In Tasmin v Barts Health NHS Trust [2015] EWHC 3135 (QB), the Claimant sustained severe cerebral palsy after a period of acute profound hypoxic ischaemia at the very end of labour. She argued that she should have been delivered earlier by caesarean section in the light of a pathological CTG trace.

The Defendant Trust, represented by John Whitting, admitted that the pathological trace should have led to a fetal blood sample but denied that a caesarean was mandated. In any event, it argued that the sample would have been normal and, therefore, that the labour would have been allowed to continue: in which case, the Claimant’s collapse would not have been avoided.

The Claimant’s case was in the alternative: either the caesarean section was mandated by reasonable clinical practice or it was one of a range of reasonable management options which should have been offered, in accordance with Montgomery, to her parents. If so offered, it was argued, it would undoubtedly have been accepted.

Mr. Justice Jay rejected both arguments.

Firstly, in the circumstances of this case, reasonable obstetric practice (as set out in the contemporaneous and indeed current RCOG and NICE guidelines) demanded an FBS and not a caesarean section.

Secondly, he concluded that, even with a pathological CTG trace, the prospective risk of the Claimant suffering permanent neurological deficit, at the time at which it said that the caesarean should have been offered, was (at around 1:1000) ‘too low to be material‘ within the meaning of paragraph 87 of Montgomery. There was in those circumstances no obligation to offer caesarean section as an alternative to FBS.

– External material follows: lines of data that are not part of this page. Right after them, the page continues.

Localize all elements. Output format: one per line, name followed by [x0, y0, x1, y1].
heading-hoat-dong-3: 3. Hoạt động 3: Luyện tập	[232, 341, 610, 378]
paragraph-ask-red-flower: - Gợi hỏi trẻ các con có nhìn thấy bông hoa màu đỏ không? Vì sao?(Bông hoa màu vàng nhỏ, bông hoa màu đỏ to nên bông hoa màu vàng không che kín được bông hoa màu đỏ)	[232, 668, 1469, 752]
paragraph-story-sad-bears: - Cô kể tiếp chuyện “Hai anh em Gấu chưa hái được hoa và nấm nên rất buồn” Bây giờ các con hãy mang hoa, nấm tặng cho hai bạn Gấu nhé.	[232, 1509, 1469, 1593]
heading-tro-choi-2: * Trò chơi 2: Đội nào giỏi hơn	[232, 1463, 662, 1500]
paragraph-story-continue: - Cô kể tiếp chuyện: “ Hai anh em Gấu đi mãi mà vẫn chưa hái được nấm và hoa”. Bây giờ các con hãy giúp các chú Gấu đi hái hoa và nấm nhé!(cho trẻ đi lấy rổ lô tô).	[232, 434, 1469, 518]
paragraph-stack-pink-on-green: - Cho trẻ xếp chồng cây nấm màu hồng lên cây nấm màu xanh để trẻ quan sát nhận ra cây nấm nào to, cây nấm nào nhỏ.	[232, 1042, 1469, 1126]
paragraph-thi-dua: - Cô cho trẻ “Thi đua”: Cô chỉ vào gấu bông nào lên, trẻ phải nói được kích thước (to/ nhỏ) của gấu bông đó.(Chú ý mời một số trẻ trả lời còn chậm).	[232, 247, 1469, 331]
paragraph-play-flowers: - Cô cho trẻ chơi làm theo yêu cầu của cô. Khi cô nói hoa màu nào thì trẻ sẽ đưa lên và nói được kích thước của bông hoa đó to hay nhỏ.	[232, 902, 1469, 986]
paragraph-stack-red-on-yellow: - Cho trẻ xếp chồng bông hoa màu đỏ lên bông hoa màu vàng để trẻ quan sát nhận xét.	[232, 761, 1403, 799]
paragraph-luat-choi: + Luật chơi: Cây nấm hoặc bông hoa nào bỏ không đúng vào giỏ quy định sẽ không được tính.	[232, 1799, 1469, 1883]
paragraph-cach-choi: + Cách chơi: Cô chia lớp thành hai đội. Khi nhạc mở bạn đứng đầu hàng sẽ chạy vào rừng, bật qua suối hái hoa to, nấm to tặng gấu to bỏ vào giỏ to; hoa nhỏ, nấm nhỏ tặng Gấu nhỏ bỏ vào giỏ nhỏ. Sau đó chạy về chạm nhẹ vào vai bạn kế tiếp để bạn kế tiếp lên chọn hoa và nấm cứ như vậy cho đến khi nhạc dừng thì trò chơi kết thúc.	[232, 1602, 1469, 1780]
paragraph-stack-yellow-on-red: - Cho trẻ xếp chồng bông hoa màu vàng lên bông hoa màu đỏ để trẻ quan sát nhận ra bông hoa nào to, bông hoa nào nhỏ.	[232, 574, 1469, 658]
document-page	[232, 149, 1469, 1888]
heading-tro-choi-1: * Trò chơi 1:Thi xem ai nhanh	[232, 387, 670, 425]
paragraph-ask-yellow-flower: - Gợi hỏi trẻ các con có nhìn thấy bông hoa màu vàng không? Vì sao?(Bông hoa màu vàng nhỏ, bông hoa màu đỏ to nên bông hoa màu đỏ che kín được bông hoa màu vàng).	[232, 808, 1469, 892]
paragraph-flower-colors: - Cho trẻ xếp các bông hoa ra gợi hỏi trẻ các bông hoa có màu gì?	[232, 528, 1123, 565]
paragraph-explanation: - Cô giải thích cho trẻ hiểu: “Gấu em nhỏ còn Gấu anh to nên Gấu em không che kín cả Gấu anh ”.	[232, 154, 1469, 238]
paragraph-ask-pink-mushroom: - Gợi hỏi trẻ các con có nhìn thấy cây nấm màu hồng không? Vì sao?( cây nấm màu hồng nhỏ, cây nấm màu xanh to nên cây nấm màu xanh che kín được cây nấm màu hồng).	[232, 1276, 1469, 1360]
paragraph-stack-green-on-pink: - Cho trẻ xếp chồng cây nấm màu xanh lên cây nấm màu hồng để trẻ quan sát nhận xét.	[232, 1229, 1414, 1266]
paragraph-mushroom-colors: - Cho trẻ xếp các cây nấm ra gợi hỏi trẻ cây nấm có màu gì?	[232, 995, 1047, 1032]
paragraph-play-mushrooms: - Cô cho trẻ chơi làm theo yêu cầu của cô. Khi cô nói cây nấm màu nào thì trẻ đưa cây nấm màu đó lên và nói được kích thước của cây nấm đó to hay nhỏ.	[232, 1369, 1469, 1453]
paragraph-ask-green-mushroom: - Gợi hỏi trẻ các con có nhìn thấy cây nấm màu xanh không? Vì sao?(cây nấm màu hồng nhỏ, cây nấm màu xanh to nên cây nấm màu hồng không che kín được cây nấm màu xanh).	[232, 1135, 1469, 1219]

In doing so, he explicitly agreed with the analysis of Mr. Justice Dingemans in A v East Kent Hospitals NHS Foundation Trust [2015] EWHC 1038 (in which John Whitting also appeared for the Defendant) who similarly found that a risk that was merely ‘theoretical, negligible or background‘ did not have to be communicated to a patient. That risk was also, in that case, around 1:1000.

If the Claimant had been successful in her Montgomery argument, it would have meant that an obstetrician would have been under a legal obligation to offer treatment which was entirely contrary to her professional obligation (as defined in the relevant RCOG and NICE Guidance). As Mr. Justice Jay put it: ‘If [the Claimant] were correct, the option of a CS would have to be offered in every similar case even where (as here) the result of the FBS was normal. That would be flatly inconsistent with national guidance and as I have found standard obstetric practice.‘ The implications of such a finding could hardly have been overstated.

However, the Court was able to reconcile the clinician’s legal and professional obligations: ‘The reason the guidance has been formulated in the terms it has been is that the risks are sufficiently low that it is not regarded as mandatory or even good practice to spell them out to labouring mothers and/or confuse them by routinely offering a CS. In this way it is not difficult …to harmonise standard practice with the highest judicial authority.’ .

What might be characterised as the Defendant’s fightback against the more ambitious interpretations of Montgomery continues. In the immediate afterglow of the Supreme Court’s judgment, there were those who predicted the death of Bolam. The decisions in A and Tasmin suggest otherwise.